Жоржи Амаду уехал раньше срока в Бразилию. Я покинул Китай несколько позже, чувствуя горечь во рту. И до сих пор ее ощущаю.
Обезьяны в Сухуми
Когда я вернулся в Советский Союз, мне предложили поехать на юг. Наш самолет пролетел над огромной территорией, оставив позади бескрайние степи, заводы, шоссейные дороги, большие города и села Советской страны. Я встретился с величественными Кавказскими горами, где много сосен и диких зверей. Черное море надело к нашему приезду синее платье. Отовсюду доносился сочный запах цветущих апельсиновых деревьев.
Мы – в Сухуми, главном городе Абхазии, маленькой советской республики. Это и есть легендарная Колхида, край золотого руна, которое за шесть веков до нашей эры надумал украсть Ясон.[196] Это и есть родина диоскуров.[197] Позже в музее я увижу греческий мраморный барельеф, только что извлеченный со дна Черного моря. На берегу этого моря греческие боги вершили свои таинства, свои мистерии. Теперь на смену таинствам и мистериям пришла трудовая жизнь советских людей. Здешние жители не похожи на ленинградцев. У этой земли солнца, хлебов и бескрайних виноградников другое звучание, легкий средиземноморский акцент. У мужчин – особая походка, у женщин – руки и глаза Италии или Греции.
Несколько дней я живу в доме писателя Симонова; с ним мы купаемся в теплых водах Черного моря. Симонов показывает мне свой сад с прекрасными деревьями. Мне знакомы почти все, и стоит Симонову сказать, как называется дерево, я с чисто крестьянской гордостью замечаю:
– Такие есть и у нас в Чили. И эти – тоже. И вон те.
Симонов смотрит на меня, пряча насмешливую улыбку. А я ему говорю:
– Как жаль, что ты, быть может, никогда не увидишь дикий виноград в моем саду в Сантьяго, не увидишь тополей, позолоченных чилийской осенью, – такого золота нет нигде в мире! Если бы ты знал, как цветут у нас вишни и как душист чилийский больдо. Если бы ты видел по дорого в Мелипилыо, как крестьяне раскладывают на крышах домов золотые початки маиса. Если бы хоть раз ступил в холодную чистую воду у берегов Исла-Негра. Но выходит, дорогой Симонов, что пока страны воздвигают преграды, пока они враждуют и стреляют друг в друга в «холодной войне», мы – люди – разделены. Мы взмываем ввысь на скоростных ракетах, чтобы приблизить небо, но все еще не можем обменяться братским рукопожатием на земле.

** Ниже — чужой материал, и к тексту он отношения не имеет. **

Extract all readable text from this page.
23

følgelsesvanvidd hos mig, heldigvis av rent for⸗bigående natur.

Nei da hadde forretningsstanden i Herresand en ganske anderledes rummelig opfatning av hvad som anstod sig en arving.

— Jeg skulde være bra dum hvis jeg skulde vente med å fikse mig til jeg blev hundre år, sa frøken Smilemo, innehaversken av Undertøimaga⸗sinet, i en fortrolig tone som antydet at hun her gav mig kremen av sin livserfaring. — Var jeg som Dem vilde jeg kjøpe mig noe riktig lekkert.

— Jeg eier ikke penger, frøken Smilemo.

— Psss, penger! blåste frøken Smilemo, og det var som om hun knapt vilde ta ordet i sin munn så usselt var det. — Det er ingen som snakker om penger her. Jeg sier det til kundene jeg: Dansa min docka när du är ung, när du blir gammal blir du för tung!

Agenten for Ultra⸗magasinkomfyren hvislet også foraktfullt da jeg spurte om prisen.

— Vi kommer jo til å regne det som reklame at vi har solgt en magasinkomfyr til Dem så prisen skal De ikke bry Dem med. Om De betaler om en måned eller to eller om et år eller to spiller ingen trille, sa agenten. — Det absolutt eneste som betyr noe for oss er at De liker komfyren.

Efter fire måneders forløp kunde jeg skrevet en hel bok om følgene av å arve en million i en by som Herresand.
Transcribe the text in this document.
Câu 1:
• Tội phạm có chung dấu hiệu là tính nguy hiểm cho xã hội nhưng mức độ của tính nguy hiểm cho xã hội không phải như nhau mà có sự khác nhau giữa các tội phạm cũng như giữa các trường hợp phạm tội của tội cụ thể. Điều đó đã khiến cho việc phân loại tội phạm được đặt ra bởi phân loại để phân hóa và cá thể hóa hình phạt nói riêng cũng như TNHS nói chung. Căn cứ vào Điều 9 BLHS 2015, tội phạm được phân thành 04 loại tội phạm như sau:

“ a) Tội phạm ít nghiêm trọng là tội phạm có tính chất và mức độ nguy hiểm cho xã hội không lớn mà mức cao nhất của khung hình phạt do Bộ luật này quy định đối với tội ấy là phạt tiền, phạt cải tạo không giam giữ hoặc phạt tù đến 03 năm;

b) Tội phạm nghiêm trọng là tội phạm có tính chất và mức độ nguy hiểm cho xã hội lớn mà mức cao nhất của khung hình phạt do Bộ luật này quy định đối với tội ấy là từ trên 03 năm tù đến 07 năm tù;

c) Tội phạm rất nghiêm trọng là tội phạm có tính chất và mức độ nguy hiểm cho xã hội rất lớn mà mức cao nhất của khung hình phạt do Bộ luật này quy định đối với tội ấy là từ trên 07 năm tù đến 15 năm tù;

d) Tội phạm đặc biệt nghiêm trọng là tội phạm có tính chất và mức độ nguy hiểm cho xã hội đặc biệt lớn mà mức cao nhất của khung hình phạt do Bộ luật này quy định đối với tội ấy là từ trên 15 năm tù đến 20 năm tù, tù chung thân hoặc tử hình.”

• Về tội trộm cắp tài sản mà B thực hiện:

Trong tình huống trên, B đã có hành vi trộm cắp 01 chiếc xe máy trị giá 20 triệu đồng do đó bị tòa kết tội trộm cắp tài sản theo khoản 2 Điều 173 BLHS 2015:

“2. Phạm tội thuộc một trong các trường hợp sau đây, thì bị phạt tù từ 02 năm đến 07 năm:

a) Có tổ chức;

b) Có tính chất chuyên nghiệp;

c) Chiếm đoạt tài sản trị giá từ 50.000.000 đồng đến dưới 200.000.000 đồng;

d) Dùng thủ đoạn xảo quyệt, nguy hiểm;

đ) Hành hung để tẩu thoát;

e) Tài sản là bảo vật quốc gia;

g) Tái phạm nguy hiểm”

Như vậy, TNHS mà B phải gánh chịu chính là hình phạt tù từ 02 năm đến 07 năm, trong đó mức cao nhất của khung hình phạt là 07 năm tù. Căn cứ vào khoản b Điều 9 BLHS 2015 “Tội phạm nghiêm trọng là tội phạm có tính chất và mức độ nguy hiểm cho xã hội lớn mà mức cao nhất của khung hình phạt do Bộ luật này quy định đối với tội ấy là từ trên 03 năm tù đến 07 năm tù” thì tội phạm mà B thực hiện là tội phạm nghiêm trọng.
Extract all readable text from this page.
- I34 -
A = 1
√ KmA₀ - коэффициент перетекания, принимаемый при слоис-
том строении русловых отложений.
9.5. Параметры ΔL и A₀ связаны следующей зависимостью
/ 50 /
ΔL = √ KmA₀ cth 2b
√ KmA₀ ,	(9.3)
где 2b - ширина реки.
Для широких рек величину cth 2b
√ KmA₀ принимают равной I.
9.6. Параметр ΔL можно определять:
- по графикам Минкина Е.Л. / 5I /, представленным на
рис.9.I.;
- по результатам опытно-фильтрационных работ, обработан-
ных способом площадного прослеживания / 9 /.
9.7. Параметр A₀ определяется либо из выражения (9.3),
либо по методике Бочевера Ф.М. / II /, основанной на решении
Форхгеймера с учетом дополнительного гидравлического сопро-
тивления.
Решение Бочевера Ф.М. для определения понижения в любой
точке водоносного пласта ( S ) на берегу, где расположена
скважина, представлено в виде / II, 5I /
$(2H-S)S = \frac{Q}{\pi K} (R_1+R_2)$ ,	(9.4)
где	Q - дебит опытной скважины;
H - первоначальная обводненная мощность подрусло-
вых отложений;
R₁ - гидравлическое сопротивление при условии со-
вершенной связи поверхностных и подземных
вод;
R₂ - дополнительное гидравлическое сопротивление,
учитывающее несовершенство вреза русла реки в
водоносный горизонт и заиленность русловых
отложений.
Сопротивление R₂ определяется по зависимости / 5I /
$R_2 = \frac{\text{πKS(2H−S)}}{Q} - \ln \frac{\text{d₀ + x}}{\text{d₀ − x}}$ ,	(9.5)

– А вдруг все изменится? – говорит сквозь улыбку Симонов и бросает белый камешек богам, погруженным в Черное море.
Гордость Сухуми – большой обезьяний питомник. Субтропический климат позволяет Институту экспериментальной медицины содержать все существующие виды обезьян. Мы входим внутрь. В просторных клетках сидят обезьяны – наэлектризованные и неподвижные, огромные и крохотные, мохнатые и почти лысые, с задумчивым взглядом или сверкающими глазами. Есть обезьяны молчаливые, есть деспотичные.
Есть серые, белые, есть с трехцветным задом. Есть большие обезьяны-отшельники и обезьяны с целым гаремом; эти не подпускают самок к еде, пока сами с торжественным видом не съедят свою порцию.
Здесь ведутся передовые исследования в области биологии: на обезьянах изучают нервную систему, проблемы наследственности, пытаются проникнуть в тайны жизни, продлить ее сроки.